Artemis is deceptively simple: You and up to five other friends, each with their own computer, control different aspects of a starship. You have your choice of Helm, Communications, Weapons, Engineering, Science, and Captain. Each crew member can see specific information on their screen, and can control an aspect of the ship. Weapons has a targeting map and can fire missiles and lasers. Helm can control the ship and can see a directional compass, and so on. The captain usually doesn’t have a station – they will direct the stations to act as one, and together you fly the Artemis in and out of danger, protect bases, and attack your enemies.

The reason I say it is deceptively simple is because as you progress and learn about your station and other stations, you can work out everyone’s strengths and weaknesses, and learn how to work more and more like a team. If the engineer dumps power into the weapons, you will be able to kill that super powerful ship even if you have no shields – assuming that science knows where and how to attack, helm puts you into position, and weapons hits the right target. As you get better you can turn the difficulty up, add more or less enemies, and fill your space sector with as much danger and adventure as you’d like. There are even missions that you can follow that are included with the game, and there is a community of people who create new missions and full storylines that you and your friends can follow. If you are feeling adventurous you can create your own. It’s a simple game that can balloon into a full on regular event for you and your friends.

With all of that said, there are some low points that I would be remiss to speak on. The graphics in this game are honestly rudimentary. They can be gorgeous, especially when you look at how bright and colorful space can be, but it doesn’t hold a candle to other bridge sims out there, like quintet. Each station screen is simplified by design. You can see all of the information, but nothing flashy to distract you. It is straight forward, which I appreciate, but I do wish it had more of an LCARS feeling to it (the touch screen interface on star trek). And of course, as all games that are being developed by a very small team, there are bugs. Especially if you’d like to mod it.

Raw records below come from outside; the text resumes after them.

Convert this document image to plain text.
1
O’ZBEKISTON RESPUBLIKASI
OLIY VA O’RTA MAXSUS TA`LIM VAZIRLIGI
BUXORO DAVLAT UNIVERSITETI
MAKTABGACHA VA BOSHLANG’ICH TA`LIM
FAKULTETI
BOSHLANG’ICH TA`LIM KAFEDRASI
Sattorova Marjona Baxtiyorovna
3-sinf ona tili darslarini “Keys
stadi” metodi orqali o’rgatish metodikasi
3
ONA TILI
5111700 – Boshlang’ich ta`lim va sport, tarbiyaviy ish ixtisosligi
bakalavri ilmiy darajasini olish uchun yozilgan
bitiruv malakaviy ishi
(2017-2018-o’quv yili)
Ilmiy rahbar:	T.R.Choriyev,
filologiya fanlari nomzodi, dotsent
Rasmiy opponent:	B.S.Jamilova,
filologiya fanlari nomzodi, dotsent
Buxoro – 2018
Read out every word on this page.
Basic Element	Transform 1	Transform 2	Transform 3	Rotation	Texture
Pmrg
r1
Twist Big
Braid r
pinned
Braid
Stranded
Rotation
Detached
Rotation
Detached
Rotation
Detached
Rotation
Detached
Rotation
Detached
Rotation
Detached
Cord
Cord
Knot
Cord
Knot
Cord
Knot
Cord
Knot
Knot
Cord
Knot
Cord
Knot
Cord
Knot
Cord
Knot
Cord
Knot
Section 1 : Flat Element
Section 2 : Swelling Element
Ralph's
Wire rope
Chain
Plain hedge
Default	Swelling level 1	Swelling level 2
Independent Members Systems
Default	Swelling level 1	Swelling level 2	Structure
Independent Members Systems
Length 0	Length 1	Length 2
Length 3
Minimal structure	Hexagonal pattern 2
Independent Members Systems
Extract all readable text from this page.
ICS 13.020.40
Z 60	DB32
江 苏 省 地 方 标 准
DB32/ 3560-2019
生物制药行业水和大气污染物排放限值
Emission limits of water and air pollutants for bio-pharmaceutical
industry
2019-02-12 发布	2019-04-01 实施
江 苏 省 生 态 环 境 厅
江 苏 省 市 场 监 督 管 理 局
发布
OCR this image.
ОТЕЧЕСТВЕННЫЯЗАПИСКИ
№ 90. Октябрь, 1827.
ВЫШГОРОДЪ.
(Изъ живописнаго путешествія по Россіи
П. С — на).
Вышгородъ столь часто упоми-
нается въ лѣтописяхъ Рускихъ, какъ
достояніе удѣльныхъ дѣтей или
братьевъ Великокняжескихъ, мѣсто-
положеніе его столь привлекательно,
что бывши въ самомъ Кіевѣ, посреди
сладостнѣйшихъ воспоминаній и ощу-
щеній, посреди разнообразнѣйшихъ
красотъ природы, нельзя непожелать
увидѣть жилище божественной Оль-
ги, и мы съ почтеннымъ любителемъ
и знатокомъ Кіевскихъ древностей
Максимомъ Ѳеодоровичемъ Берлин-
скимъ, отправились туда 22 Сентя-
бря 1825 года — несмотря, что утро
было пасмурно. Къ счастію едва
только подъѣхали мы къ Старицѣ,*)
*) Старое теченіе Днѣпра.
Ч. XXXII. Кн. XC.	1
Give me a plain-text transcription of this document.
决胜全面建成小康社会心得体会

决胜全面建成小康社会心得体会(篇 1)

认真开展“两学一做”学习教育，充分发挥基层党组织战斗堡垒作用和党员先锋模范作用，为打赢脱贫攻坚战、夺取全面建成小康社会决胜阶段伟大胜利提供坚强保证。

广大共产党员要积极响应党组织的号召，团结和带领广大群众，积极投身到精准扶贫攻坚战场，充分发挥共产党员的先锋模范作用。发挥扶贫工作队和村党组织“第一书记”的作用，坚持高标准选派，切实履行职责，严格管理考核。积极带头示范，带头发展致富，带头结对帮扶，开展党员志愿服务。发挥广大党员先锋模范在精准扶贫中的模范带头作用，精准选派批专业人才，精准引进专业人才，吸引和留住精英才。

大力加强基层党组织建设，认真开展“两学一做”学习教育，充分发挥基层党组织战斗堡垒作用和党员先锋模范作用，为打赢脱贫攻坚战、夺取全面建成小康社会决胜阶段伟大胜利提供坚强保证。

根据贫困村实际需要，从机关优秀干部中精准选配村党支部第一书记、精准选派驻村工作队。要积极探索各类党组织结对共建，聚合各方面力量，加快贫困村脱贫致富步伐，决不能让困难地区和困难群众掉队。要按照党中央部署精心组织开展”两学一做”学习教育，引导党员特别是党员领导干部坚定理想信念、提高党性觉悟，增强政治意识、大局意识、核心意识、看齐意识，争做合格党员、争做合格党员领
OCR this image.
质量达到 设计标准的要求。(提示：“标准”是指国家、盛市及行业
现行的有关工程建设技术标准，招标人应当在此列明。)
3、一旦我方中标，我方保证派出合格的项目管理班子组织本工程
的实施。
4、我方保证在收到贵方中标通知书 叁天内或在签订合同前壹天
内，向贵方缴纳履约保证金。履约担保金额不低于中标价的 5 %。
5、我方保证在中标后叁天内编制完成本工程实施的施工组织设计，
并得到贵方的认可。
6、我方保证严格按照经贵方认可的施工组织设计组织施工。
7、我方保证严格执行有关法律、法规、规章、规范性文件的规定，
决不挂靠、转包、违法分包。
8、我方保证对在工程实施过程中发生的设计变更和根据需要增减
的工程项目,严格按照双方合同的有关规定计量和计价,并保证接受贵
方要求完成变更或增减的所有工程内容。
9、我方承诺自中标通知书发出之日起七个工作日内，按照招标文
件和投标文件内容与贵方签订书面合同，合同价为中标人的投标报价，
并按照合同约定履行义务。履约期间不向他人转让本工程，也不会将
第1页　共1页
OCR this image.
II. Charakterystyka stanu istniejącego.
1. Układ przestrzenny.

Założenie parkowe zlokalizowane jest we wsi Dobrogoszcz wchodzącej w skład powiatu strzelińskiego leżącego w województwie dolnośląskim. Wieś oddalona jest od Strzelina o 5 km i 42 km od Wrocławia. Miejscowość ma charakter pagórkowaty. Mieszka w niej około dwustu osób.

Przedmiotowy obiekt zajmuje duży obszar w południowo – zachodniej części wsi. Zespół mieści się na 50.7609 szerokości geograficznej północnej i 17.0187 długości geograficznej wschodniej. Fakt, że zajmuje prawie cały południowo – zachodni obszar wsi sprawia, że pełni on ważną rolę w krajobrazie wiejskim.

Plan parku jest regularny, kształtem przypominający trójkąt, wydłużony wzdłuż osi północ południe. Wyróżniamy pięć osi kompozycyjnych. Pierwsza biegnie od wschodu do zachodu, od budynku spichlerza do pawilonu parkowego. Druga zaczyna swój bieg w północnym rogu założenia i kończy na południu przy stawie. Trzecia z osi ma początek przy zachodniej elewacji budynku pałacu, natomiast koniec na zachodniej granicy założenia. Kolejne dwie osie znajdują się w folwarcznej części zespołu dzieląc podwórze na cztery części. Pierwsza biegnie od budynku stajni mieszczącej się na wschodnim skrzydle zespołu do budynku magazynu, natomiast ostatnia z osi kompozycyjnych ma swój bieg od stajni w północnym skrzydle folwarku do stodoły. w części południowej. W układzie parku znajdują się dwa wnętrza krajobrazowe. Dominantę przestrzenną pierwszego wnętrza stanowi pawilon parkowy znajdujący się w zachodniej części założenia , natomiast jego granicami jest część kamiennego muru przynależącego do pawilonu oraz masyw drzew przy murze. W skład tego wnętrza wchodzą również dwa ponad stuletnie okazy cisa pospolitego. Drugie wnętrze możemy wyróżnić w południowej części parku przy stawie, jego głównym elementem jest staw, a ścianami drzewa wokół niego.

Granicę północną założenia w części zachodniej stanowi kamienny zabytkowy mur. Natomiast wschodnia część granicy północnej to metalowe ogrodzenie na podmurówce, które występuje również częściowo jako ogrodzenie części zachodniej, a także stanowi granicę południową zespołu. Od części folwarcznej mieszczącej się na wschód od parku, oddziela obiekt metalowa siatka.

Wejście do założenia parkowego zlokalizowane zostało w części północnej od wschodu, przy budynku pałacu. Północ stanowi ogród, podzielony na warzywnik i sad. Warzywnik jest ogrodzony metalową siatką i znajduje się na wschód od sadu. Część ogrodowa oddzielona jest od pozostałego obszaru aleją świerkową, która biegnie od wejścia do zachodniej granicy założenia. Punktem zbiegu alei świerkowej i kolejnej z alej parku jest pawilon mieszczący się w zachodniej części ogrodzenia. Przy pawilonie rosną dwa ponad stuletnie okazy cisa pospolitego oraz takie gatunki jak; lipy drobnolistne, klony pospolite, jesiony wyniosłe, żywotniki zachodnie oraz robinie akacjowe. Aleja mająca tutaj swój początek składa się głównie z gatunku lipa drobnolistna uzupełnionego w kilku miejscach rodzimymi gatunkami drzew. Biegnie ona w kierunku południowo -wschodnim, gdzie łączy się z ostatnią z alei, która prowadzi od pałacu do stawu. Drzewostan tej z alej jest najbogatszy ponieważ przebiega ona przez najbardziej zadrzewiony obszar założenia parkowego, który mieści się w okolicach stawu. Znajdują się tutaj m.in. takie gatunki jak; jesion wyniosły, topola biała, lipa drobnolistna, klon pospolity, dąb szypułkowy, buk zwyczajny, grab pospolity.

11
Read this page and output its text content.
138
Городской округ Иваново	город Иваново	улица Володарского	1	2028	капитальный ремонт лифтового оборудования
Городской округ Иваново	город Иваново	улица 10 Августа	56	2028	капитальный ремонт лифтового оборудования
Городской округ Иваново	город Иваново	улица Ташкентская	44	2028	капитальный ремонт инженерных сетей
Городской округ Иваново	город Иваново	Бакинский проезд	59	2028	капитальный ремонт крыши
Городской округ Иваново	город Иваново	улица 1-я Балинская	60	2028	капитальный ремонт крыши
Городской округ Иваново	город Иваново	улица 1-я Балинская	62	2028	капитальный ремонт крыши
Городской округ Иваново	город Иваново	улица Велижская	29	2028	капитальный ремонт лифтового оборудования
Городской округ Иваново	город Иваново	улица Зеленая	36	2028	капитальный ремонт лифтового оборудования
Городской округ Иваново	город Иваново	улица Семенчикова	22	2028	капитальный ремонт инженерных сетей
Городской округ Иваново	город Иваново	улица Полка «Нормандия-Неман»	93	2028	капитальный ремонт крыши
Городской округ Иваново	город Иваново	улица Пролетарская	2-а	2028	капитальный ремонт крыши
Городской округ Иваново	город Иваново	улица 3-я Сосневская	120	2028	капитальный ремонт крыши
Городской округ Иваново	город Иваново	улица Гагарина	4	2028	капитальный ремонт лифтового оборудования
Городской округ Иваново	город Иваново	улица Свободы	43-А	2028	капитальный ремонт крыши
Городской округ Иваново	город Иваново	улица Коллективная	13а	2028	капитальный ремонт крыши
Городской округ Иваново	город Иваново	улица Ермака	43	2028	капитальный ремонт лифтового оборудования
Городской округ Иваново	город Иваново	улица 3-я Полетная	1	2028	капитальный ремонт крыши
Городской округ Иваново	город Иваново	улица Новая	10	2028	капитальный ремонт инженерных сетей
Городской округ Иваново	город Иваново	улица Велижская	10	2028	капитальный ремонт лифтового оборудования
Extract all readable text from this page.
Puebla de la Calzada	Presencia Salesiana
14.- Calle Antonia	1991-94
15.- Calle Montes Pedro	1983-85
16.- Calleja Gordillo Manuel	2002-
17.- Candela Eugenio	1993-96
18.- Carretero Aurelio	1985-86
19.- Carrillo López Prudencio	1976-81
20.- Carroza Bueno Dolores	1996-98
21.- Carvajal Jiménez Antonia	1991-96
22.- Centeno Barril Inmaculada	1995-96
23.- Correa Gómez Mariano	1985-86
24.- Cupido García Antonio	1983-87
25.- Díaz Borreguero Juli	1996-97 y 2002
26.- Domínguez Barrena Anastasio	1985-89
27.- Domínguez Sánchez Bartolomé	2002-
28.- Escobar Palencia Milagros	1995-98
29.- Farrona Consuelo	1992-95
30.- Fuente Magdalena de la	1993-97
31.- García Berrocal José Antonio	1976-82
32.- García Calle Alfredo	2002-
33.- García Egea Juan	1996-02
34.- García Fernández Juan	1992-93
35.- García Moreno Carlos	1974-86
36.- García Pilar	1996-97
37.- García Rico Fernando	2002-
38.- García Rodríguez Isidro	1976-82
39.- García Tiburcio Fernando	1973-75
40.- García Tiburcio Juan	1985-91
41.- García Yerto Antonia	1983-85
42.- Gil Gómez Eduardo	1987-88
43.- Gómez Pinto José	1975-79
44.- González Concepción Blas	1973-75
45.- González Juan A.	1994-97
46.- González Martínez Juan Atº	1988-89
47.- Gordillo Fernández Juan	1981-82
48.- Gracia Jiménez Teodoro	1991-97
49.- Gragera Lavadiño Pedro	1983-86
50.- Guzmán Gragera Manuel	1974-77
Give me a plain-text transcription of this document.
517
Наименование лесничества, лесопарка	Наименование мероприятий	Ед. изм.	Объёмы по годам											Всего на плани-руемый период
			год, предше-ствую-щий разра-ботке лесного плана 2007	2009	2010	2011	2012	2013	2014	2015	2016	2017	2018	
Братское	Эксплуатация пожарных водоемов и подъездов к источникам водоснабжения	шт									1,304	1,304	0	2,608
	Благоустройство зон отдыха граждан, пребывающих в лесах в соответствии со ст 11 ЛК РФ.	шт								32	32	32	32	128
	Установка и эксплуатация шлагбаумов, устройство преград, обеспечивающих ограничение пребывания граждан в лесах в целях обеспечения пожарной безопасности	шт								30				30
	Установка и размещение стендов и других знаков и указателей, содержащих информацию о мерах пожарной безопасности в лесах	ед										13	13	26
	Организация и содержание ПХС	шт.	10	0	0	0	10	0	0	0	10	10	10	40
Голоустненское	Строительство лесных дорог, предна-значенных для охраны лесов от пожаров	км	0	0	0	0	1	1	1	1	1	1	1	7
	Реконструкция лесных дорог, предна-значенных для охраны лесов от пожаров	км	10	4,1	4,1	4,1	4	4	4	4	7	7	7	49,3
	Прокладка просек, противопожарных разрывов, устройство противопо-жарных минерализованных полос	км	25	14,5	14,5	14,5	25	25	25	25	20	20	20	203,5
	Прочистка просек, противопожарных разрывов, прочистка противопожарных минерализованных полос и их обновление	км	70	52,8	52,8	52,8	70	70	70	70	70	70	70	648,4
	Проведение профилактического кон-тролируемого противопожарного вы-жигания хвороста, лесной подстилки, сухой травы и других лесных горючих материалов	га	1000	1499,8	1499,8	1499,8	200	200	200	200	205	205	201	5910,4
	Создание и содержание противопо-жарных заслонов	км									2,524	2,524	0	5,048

However, those issues are washed away when you get together with friends on a Friday night with your computers and tablets, link up through Wi-Fi, and start a mission. Or when you play with other people online – which is what I’ve done regularly for the past year and a half.

There are at least two groups that have been built around this game. They have continuing storylines, training and maneuvers, and rank hierarchies that all simulate that you are really part of a space faring navy. For example, I am a Lieutenant Jr. In the Terran Stellar Navy. I play every Saturday, we run missions, and my shipmates can survive nasty battles without much of a scratch since we work so well together. This all from a game that is a one-time fee of 7 bucks.

If you love Starships, if you want to really feel like you are flying on the Enterprise or the Galactica, if you like coop games, I highly suggest this one. It is available from steam, but I would get it direct from the source at http://artemis.eochu.com. This version is updated more frequently and is easier to mod.

If you are interested in becoming part of the TSN, go here: terranstellarnavy.net

Happy flying. I know I haven’t had any regrets leaving the earth that was, finding new life and new civilizations, and blowing the holy hell out of their battleships.